Frequent file updates may interfere with the caching mechanisms. On busy websites, it is recommended to process large updates when there’s low activity. Instead of using the batch edit function, you may consider doing off-line updates and to schedule processing of your data updates with the built-in job server function.

Infradox Data Broker / Database data and parsed fragments caching

First a primer about the process of dynamic page creation.
Every page a website visitor requests is dynamically created on the server. The process of creating such a page may be the result of many server actions. E.g. reading session data, checking permissions, reading the raw template, removing or inserting parts depending on a user’s permissions, website configuration settings and so on, getting metadata, getting database data, updating session data – and finally returning the resulting HTML to the end-user’s browser. The process of building the resulting response (usually HTML) is called “parsing”. Considering that website configuration settings will not often change, and that certain database data will not change often either, performance improvements can be achieved by storing data in memory. This reduces parsing times and reduces database retrieval requests.

Data Broker caching

Instead of caching database data, Infradox Data Broker caches parsed page fragments – made up of HTML, already retrieved database data and so on. As a result, when a page is requested, it can be dynamically assembled from readily available cached fragments. Examples of such page fragments are the menu, the footer, the advanced search panel etc.

Viewing the Data Broker status and flushing its cache

XS backoffice has functions that let you check Data Broker cache use, and it also allows you to manually clear the cache in case there are problems (i.e. if you made changes and you don’t see your changes on the client facing pages because the old data is still taken from the cache). This is important, because if you use SQL queries in your custom pages, Data Broker doesn’t “know” it needs to remove the data from its cache after you change it.

Below is an explanation of the information that is displayed in backoffice (via Site configuration, Data services, Database cache).

Status
Ok if the Data Broker cache is being used by your website and when it is up and running
Last initalized
Date/time of last service startup
Last garbage collect
Date/time when the service last executed its garbage collect function. This process removes old entries from the cache after such entries have not been accessed for x-minutes (setting Remove cache entries after) or after x-minutes if the entry has a fixed TTL (time-to-live).
Service interval every
The number of minutes after which the service checks if needs to run its garbage collect function.
Remove cache entries after
If x minutes have passed since the last time an entry was accessed, it will be removed by the garbage collect function.
Current memory use
Current use in Kilobytes
Maximum cache memory
The maximum memory your website is allowed to use for its cache in MB’s.
Currently cached entries
This shows the number of current entries in the cache, i.e. stored procedure calls and/or SQL queries.
Entries to never cache
This displays the number of entries that have been accessed and are marked as entries that may not be cached.
Total cache hit count
The total hit count shows how often entries are retrieved from the cache memory.
Fixed TTL entries cached
If yes, then there are entries in the cache that have a fixed time-to-live, i.e. these entries will be removed after a specific number of minutes regardless of other settings.

Suggestions server

The suggestions server is used to display suggested keywords as the end user types a few letters in the search box.

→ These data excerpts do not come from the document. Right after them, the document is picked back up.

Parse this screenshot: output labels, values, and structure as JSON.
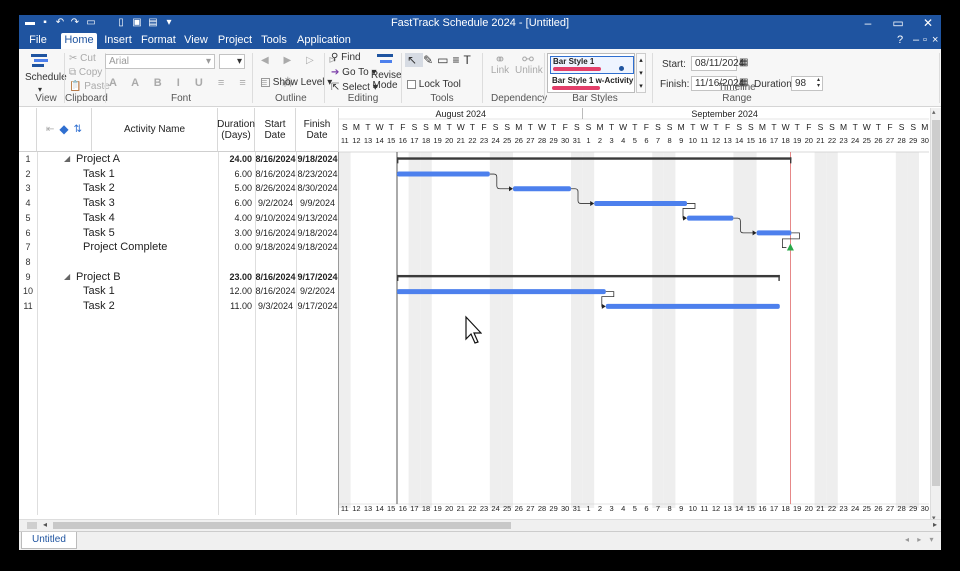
{
  "window": {
    "title": "FastTrack Schedule 2024 - [Untitled]"
  },
  "menu_tabs": [
    "File",
    "Home",
    "Insert",
    "Format",
    "View",
    "Project",
    "Tools",
    "Application"
  ],
  "active_tab": "Home",
  "ribbon": {
    "schedule": "Schedule",
    "view": "View",
    "cut": "Cut",
    "copy": "Copy",
    "paste": "Paste",
    "clipboard": "Clipboard",
    "font_name": "Arial",
    "font": "Font",
    "show_level": "Show Level",
    "outline": "Outline",
    "find": "Find",
    "goto": "Go To",
    "select": "Select",
    "revise_mode": "Revise Mode",
    "editing": "Editing",
    "lock_tool": "Lock Tool",
    "tools": "Tools",
    "link": "Link",
    "unlink": "Unlink",
    "dependency": "Dependency",
    "bar_style_1": "Bar Style 1",
    "bar_style_2": "Bar Style 1 w-Activity I",
    "bar_styles": "Bar Styles",
    "start_label": "Start:",
    "start_value": "08/11/2024",
    "finish_label": "Finish:",
    "finish_value": "11/16/2024",
    "duration_label": "Duration:",
    "duration_value": "98",
    "timeline_range": "Timeline Range"
  },
  "columns": {
    "activity": "Activity Name",
    "duration": "Duration (Days)",
    "start": "Start Date",
    "finish": "Finish Date"
  },
  "rows": [
    {
      "n": "1",
      "name": "Project A",
      "dur": "24.00",
      "start": "8/16/2024",
      "finish": "9/18/2024",
      "type": "summary"
    },
    {
      "n": "2",
      "name": "Task 1",
      "dur": "6.00",
      "start": "8/16/2024",
      "finish": "8/23/2024",
      "type": "task"
    },
    {
      "n": "3",
      "name": "Task 2",
      "dur": "5.00",
      "start": "8/26/2024",
      "finish": "8/30/2024",
      "type": "task"
    },
    {
      "n": "4",
      "name": "Task 3",
      "dur": "6.00",
      "start": "9/2/2024",
      "finish": "9/9/2024",
      "type": "task"
    },
    {
      "n": "5",
      "name": "Task 4",
      "dur": "4.00",
      "start": "9/10/2024",
      "finish": "9/13/2024",
      "type": "task"
    },
    {
      "n": "6",
      "name": "Task 5",
      "dur": "3.00",
      "start": "9/16/2024",
      "finish": "9/18/2024",
      "type": "task"
    },
    {
      "n": "7",
      "name": "Project Complete",
      "dur": "0.00",
      "start": "9/18/2024",
      "finish": "9/18/2024",
      "type": "milestone"
    },
    {
      "n": "8",
      "name": "",
      "dur": "",
      "start": "",
      "finish": "",
      "type": "blank"
    },
    {
      "n": "9",
      "name": "Project B",
      "dur": "23.00",
      "start": "8/16/2024",
      "finish": "9/17/2024",
      "type": "summary"
    },
    {
      "n": "10",
      "name": "Task 1",
      "dur": "12.00",
      "start": "8/16/2024",
      "finish": "9/2/2024",
      "type": "task"
    },
    {
      "n": "11",
      "name": "Task 2",
      "dur": "11.00",
      "start": "9/3/2024",
      "finish": "9/17/2024",
      "type": "task"
    }
  ],
  "timeline": {
    "months": [
      "August 2024",
      "September 2024"
    ],
    "days": [
      {
        "d": "11",
        "w": "S"
      },
      {
        "d": "12",
        "w": "M"
      },
      {
        "d": "13",
        "w": "T"
      },
      {
        "d": "14",
        "w": "W"
      },
      {
        "d": "15",
        "w": "T"
      },
      {
        "d": "16",
        "w": "F"
      },
      {
        "d": "17",
        "w": "S"
      },
      {
        "d": "18",
        "w": "S"
      },
      {
        "d": "19",
        "w": "M"
      },
      {
        "d": "20",
        "w": "T"
      },
      {
        "d": "21",
        "w": "W"
      },
      {
        "d": "22",
        "w": "T"
      },
      {
        "d": "23",
        "w": "F"
      },
      {
        "d": "24",
        "w": "S"
      },
      {
        "d": "25",
        "w": "S"
      },
      {
        "d": "26",
        "w": "M"
      },
      {
        "d": "27",
        "w": "T"
      },
      {
        "d": "28",
        "w": "W"
      },
      {
        "d": "29",
        "w": "T"
      },
      {
        "d": "30",
        "w": "F"
      },
      {
        "d": "31",
        "w": "S"
      },
      {
        "d": "1",
        "w": "S"
      },
      {
        "d": "2",
        "w": "M"
      },
      {
        "d": "3",
        "w": "T"
      },
      {
        "d": "4",
        "w": "W"
      },
      {
        "d": "5",
        "w": "T"
      },
      {
        "d": "6",
        "w": "F"
      },
      {
        "d": "7",
        "w": "S"
      },
      {
        "d": "8",
        "w": "S"
      },
      {
        "d": "9",
        "w": "M"
      },
      {
        "d": "10",
        "w": "T"
      },
      {
        "d": "11",
        "w": "W"
      },
      {
        "d": "12",
        "w": "T"
      },
      {
        "d": "13",
        "w": "F"
      },
      {
        "d": "14",
        "w": "S"
      },
      {
        "d": "15",
        "w": "S"
      },
      {
        "d": "16",
        "w": "M"
      },
      {
        "d": "17",
        "w": "T"
      },
      {
        "d": "18",
        "w": "W"
      },
      {
        "d": "19",
        "w": "T"
      },
      {
        "d": "20",
        "w": "F"
      },
      {
        "d": "21",
        "w": "S"
      },
      {
        "d": "22",
        "w": "S"
      },
      {
        "d": "23",
        "w": "M"
      },
      {
        "d": "24",
        "w": "T"
      },
      {
        "d": "25",
        "w": "W"
      },
      {
        "d": "26",
        "w": "T"
      },
      {
        "d": "27",
        "w": "F"
      },
      {
        "d": "28",
        "w": "S"
      },
      {
        "d": "29",
        "w": "S"
      },
      {
        "d": "30",
        "w": "M"
      }
    ]
  },
  "bars": [
    {
      "row": 0,
      "kind": "summary",
      "start": "2024-08-16",
      "end": "2024-09-18"
    },
    {
      "row": 1,
      "kind": "task",
      "start": "2024-08-16",
      "end": "2024-08-23"
    },
    {
      "row": 2,
      "kind": "task",
      "start": "2024-08-26",
      "end": "2024-08-30"
    },
    {
      "row": 3,
      "kind": "task",
      "start": "2024-09-02",
      "end": "2024-09-09"
    },
    {
      "row": 4,
      "kind": "task",
      "start": "2024-09-10",
      "end": "2024-09-13"
    },
    {
      "row": 5,
      "kind": "task",
      "start": "2024-09-16",
      "end": "2024-09-18"
    },
    {
      "row": 6,
      "kind": "milestone",
      "start": "2024-09-18",
      "end": "2024-09-18"
    },
    {
      "row": 8,
      "kind": "summary",
      "start": "2024-08-16",
      "end": "2024-09-17"
    },
    {
      "row": 9,
      "kind": "task",
      "start": "2024-08-16",
      "end": "2024-09-02"
    },
    {
      "row": 10,
      "kind": "task",
      "start": "2024-09-03",
      "end": "2024-09-17"
    }
  ],
  "colors": {
    "accent": "#1f54a0",
    "task_bar": "#4d80ed",
    "summary_bar": "#3a3a3a",
    "milestone": "#2aa84a",
    "today_line": "#e06a6a",
    "weekend": "#eeeeee"
  },
  "sheet_tab": "Untitled"
}
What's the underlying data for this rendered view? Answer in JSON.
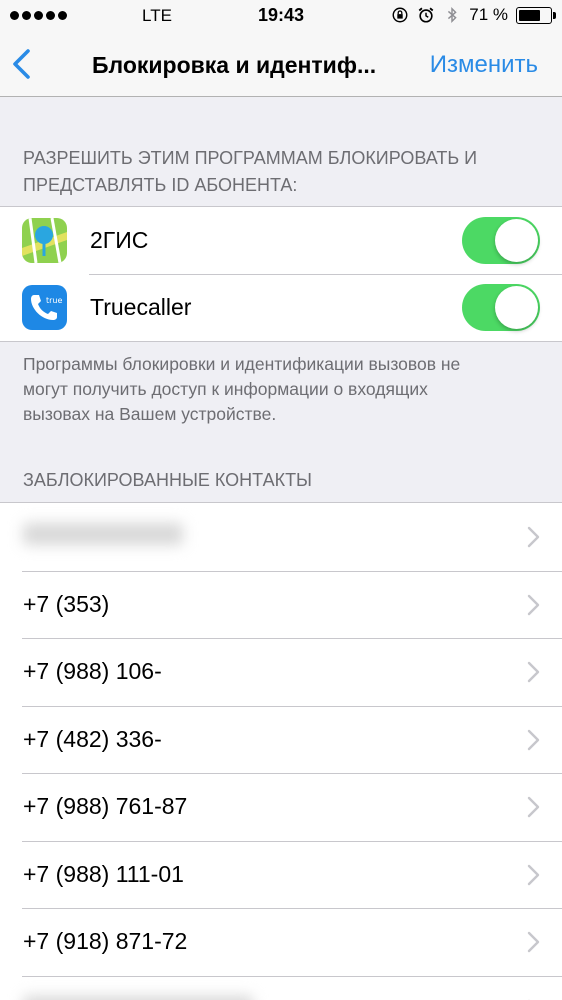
{
  "status_bar": {
    "carrier": "LTE",
    "time": "19:43",
    "battery_percent": "71 %",
    "battery_level": 0.71,
    "icons": [
      "signal-dots-icon",
      "orientation-lock-icon",
      "alarm-icon",
      "bluetooth-icon",
      "battery-icon"
    ]
  },
  "nav": {
    "back_icon": "chevron-left-icon",
    "title": "Блокировка и идентиф...",
    "edit_label": "Изменить",
    "accent_color": "#2a8be6"
  },
  "apps_section": {
    "header_line1": "РАЗРЕШИТЬ ЭТИМ ПРОГРАММАМ БЛОКИРОВАТЬ И",
    "header_line2": "ПРЕДСТАВЛЯТЬ ID АБОНЕНТА:",
    "items": [
      {
        "label": "2ГИС",
        "enabled": true,
        "icon": "2gis-app-icon"
      },
      {
        "label": "Truecaller",
        "enabled": true,
        "icon": "truecaller-app-icon",
        "icon_text": "true"
      }
    ],
    "toggle_on_color": "#4cd964",
    "footer_line1": "Программы блокировки и идентификации вызовов не",
    "footer_line2": "могут получить доступ к информации о входящих",
    "footer_line3": "вызовах на Вашем устройстве."
  },
  "blocked_section": {
    "header": "ЗАБЛОКИРОВАННЫЕ КОНТАКТЫ",
    "contacts": [
      {
        "label": ""
      },
      {
        "label": "+7 (353)"
      },
      {
        "label": "+7 (988) 106-"
      },
      {
        "label": "+7 (482) 336-"
      },
      {
        "label": "+7 (988) 761-87"
      },
      {
        "label": "+7 (988) 111-01"
      },
      {
        "label": "+7 (918) 871-72"
      },
      {
        "label": ""
      }
    ]
  }
}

It is also used by the tag cloud functions and the keyword pages. The service application caches words and associated information so that words can be retrieved from memory without having to access the database server.

Repository server

All repository settings are stored in memory and can be accessed without the need to execute database queries.

Template server

All templates, sub-templates, page fragments and so are stored in memory for instant access.

Server Configuration settings

This paragraph is for developers only. Currently use the following settings:

APIBroker settings (IAC)

CacheMetadataMinutes 60 (anything larger than 0, leave at 60)
AsyncCaching 0 (must be 0, wait for write-cache request to finish)
CheckClearCacheEnabled 0 (must be 0, clearing cached entries should not be done in timer events)
PreviewDataPreCaching 0 (must be 0)
ReadDuringWrite 1 (1 to allow cache reads while the cache is locked for writing)

API Cache Queue server (XSAQS)

Enabled 1
MetadataThreading 1 (this must be 1)

XSISPA

PreCacheGalleries 1 (1 to enable precaching of galleries, disable in case of high server load only)
PreCacheSearches 1 (1 to enable precaching metadata for search results of predefined keywords)
PreCacheIntervalMinutes 60 (default is 60 to delay the next cycle until 60 minutes after the last)